The Ministry of Women’s Affairs, a body under the previous Afghan government, was not included at all. And none of the cabinet members, mostly top Taliban members, included any women, Al Arabiya reported.
When the Taliban were in power during between 1996 and 2001, they had enforced an extreme hardline interpretation of Sharia.
Women were banned from leaving their homes without a male escort, and they also had to wear burqas, covering the body from head to toe.
Under the Taliban rule, there was gender segregation in most public locations, limits on which jobs women could hold, bans were in place on listening to music and watching television, and men were on occasion forced to grow their hair and beards, the report said.
The ministry for promotion of virtue and the prevention of vice was disbanded by then President Hamid Karzai after the US invaded Afghanistan in 2001, and was replaced by the Ministry of Hajj and Religious Affairs.

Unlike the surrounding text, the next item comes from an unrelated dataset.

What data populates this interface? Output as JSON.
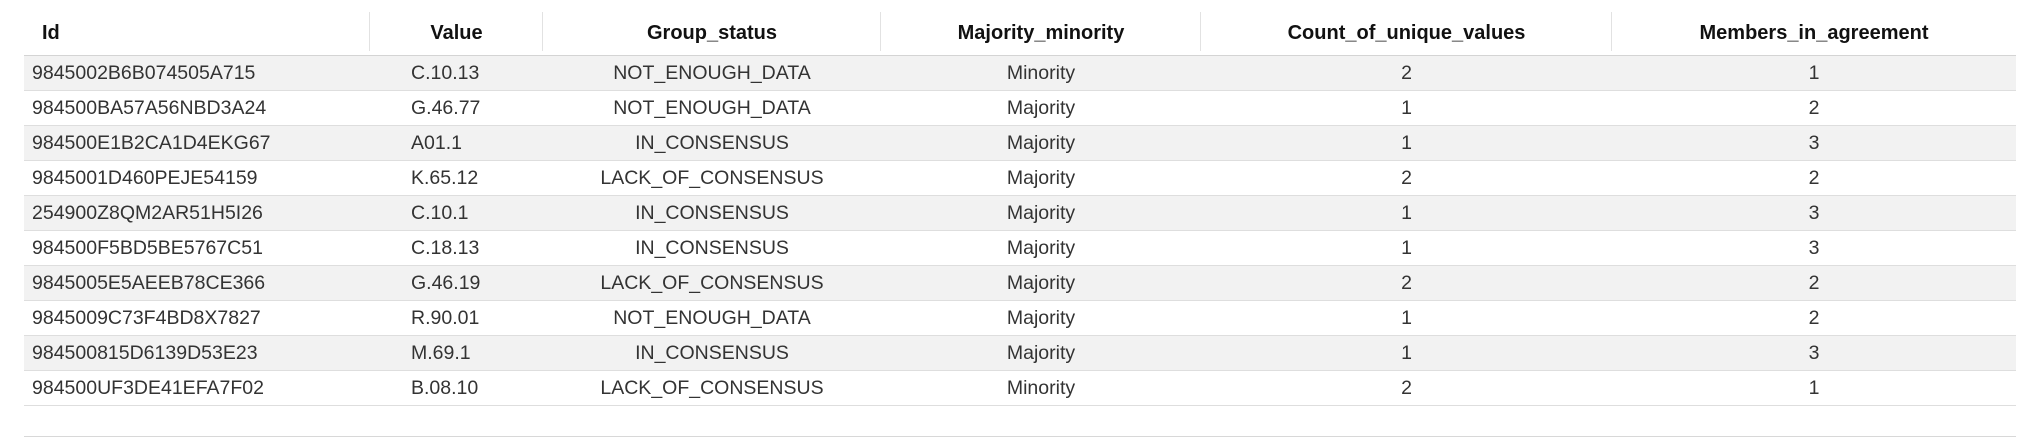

After the Taliban seized control of Afghanistan on August 15 this year, they launched a charm offensive to project a moderate image to the world, promising not to retaliate against employees of foreign governments and to protect the rights of women.
Activists and local journalists, however, say the reality on the ground is quite different, with many concerning reports of home searches and arrests of the very people the Taliban said they would not retaliate against, the report added.
Women activists and former female political leaders say that they expect to be treated as “second class” citizens at best.